As a sense of place is preconditioned by the experiences related to it, the experience of prayer also transformed these places from merely mundane spaces to spaces that had a spiritual and religious aspect to them, just as the places brought hope for a sacred influence on mundane everyday life.

Attention to the material surroundings and the body emphasizes experience as a social process that is not only an immediate encounter with or observation of the world, but rather a more or less deliberate effort to gather, produce, and make sense of these observations or encounters.

The observation that experience is materially situated in a very specific place and often a bodily process draws attention to questions of how personal or authentic experience can be. While “authenticity” in the sense of the direct, unmediated individual’s “true” experience is unattainable—if it even exists—some form of personality and, through it, authenticity was created in the material and bodily “taking place” of the prayer, where the outside social conditions of experience were matched with the personal conditions of one’s intimate world. It is nevertheless worth noting that this type of authenticity is far from a “starting point”, a “real” feeling that could be exposed once all the layers of cultural influence are removed. This is an authenticity that is created as the process of experience is carried out, as a result of it rather than before the start of the cognitive process.
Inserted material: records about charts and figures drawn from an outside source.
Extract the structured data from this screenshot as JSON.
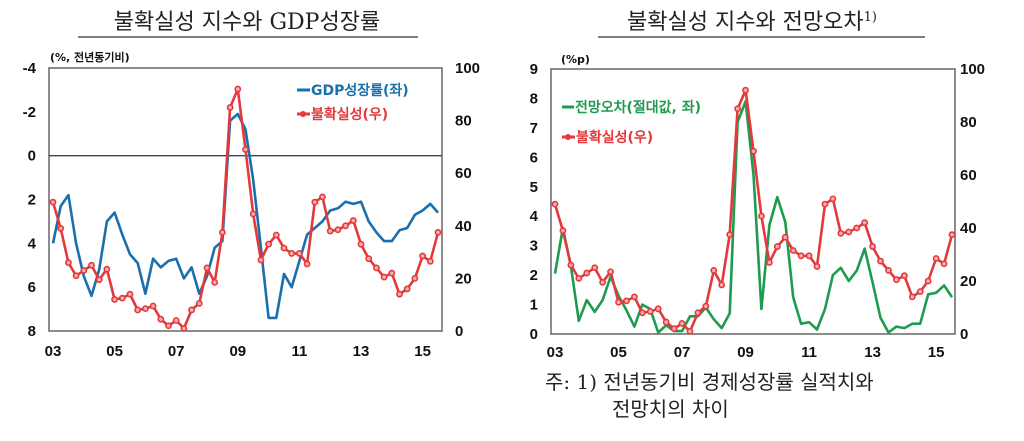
{
  "colors": {
    "gdp": "#1a6fad",
    "uncertainty": "#e3393c",
    "forecast_error": "#1f9b4f"
  },
  "footnote": {
    "line1": "주: 1) 전년동기비 경제성장률 실적치와",
    "line2": "전망치의 차이"
  },
  "chart_data": [
    {
      "type": "line",
      "title": "불확실성 지수와 GDP성장률",
      "unit_label": "(%, 전년동기비)",
      "x_start": "2003Q1",
      "x_frequency": "quarterly",
      "x_tick_labels": [
        "03",
        "05",
        "07",
        "09",
        "11",
        "13",
        "15"
      ],
      "left_axis": {
        "range": [
          -4,
          8
        ],
        "inverted": true,
        "ticks": [
          "-4",
          "-2",
          "0",
          "2",
          "4",
          "6",
          "8"
        ]
      },
      "right_axis": {
        "range": [
          0,
          100
        ],
        "ticks": [
          "100",
          "80",
          "60",
          "40",
          "20",
          "0"
        ]
      },
      "reference_line": 0,
      "series": [
        {
          "name": "GDP성장률(좌)",
          "axis": "left",
          "marker": "none",
          "color_key": "gdp",
          "values": [
            4.0,
            2.3,
            1.8,
            4.0,
            5.5,
            6.4,
            5.2,
            3.0,
            2.6,
            3.6,
            4.5,
            4.9,
            6.3,
            4.7,
            5.1,
            4.8,
            4.7,
            5.6,
            5.1,
            6.3,
            5.5,
            4.2,
            3.9,
            -1.6,
            -1.9,
            -1.2,
            1.1,
            4.2,
            7.4,
            7.4,
            5.4,
            6.0,
            4.8,
            3.6,
            3.3,
            3.0,
            2.5,
            2.4,
            2.1,
            2.2,
            2.1,
            3.0,
            3.5,
            3.9,
            3.9,
            3.4,
            3.3,
            2.7,
            2.5,
            2.2,
            2.6
          ]
        },
        {
          "name": "불확실성(우)",
          "axis": "right",
          "marker": "circle",
          "color_key": "uncertainty",
          "values": [
            49,
            39,
            26,
            21,
            23,
            25,
            19.5,
            23.5,
            12,
            12.5,
            14,
            8,
            8.5,
            9.5,
            4.5,
            2,
            4,
            1,
            8,
            10.5,
            24,
            18.5,
            37.5,
            85,
            92,
            69,
            44.5,
            27,
            33,
            36.5,
            31.5,
            29.5,
            29.5,
            25.5,
            49,
            51,
            38,
            38.5,
            40,
            42,
            33,
            27.5,
            24,
            20.5,
            22,
            14,
            16,
            20,
            28.5,
            26.5,
            37.5
          ]
        }
      ],
      "legend": "top-right"
    },
    {
      "type": "line",
      "title": "불확실성 지수와 전망오차",
      "title_superscript": "1)",
      "unit_label": "(%p)",
      "x_start": "2003Q1",
      "x_frequency": "quarterly",
      "x_tick_labels": [
        "03",
        "05",
        "07",
        "09",
        "11",
        "13",
        "15"
      ],
      "left_axis": {
        "range": [
          0,
          9
        ],
        "inverted": false,
        "ticks": [
          "9",
          "8",
          "7",
          "6",
          "5",
          "4",
          "3",
          "2",
          "1",
          "0"
        ]
      },
      "right_axis": {
        "range": [
          0,
          100
        ],
        "ticks": [
          "100",
          "80",
          "60",
          "40",
          "20",
          "0"
        ]
      },
      "series": [
        {
          "name": "전망오차(절대값, 좌)",
          "axis": "left",
          "marker": "none",
          "color_key": "forecast_error",
          "values": [
            2.05,
            3.6,
            2.3,
            0.45,
            1.15,
            0.75,
            1.15,
            1.95,
            1.3,
            0.8,
            0.25,
            1.0,
            0.85,
            0.05,
            0.3,
            0.1,
            0.1,
            0.6,
            0.6,
            0.9,
            0.5,
            0.2,
            0.7,
            7.2,
            7.9,
            5.4,
            0.85,
            3.7,
            4.65,
            3.8,
            1.25,
            0.35,
            0.4,
            0.15,
            0.85,
            2.0,
            2.25,
            1.8,
            2.15,
            2.9,
            1.75,
            0.55,
            0.05,
            0.25,
            0.2,
            0.35,
            0.35,
            1.35,
            1.4,
            1.65,
            1.25
          ]
        },
        {
          "name": "불확실성(우)",
          "axis": "right",
          "marker": "circle",
          "color_key": "uncertainty",
          "values": [
            49,
            39,
            26,
            21,
            23,
            25,
            19.5,
            23.5,
            12,
            12.5,
            14,
            8,
            8.5,
            9.5,
            4.5,
            2,
            4,
            1,
            8,
            10.5,
            24,
            18.5,
            37.5,
            85,
            92,
            69,
            44.5,
            27,
            33,
            36.5,
            31.5,
            29.5,
            29.5,
            25.5,
            49,
            51,
            38,
            38.5,
            40,
            42,
            33,
            27.5,
            24,
            20.5,
            22,
            14,
            16,
            20,
            28.5,
            26.5,
            37.5
          ]
        }
      ],
      "legend": "top-left"
    }
  ]
}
The physical body and the material place were also media of sharing experience. Despite its intimately personal, physically specific, and infinitely variable nature, the body was also similar enough for everyone to provide an anchoring point for a shared experience. The material aspects of the place were likewise something that could be observed and understood in reasonably recognizable ways by different people. Together, they allowed different individuals to explain their observations and encounters in the world in ways that were recognized as a reasonable fit, both by themselves and those around them, their communities, societies, and cultures. This, eventually, allowed for similar enough processes of experience to be shared by significant enough numbers of people to enable them to form social structures that guided and formed the experiences of whole communities and societies. When the bodilyaction of lived religion is reconnected to the cognitive process and mediated discussion of experience with one’s community, the body, too, gains more importance than just as a tool to act with or a container for one’s cognitive processes: the body and material surroundings were part of the process that bridged individuals and communities, and turned one-time actions into understood experiences, and eventually social structures.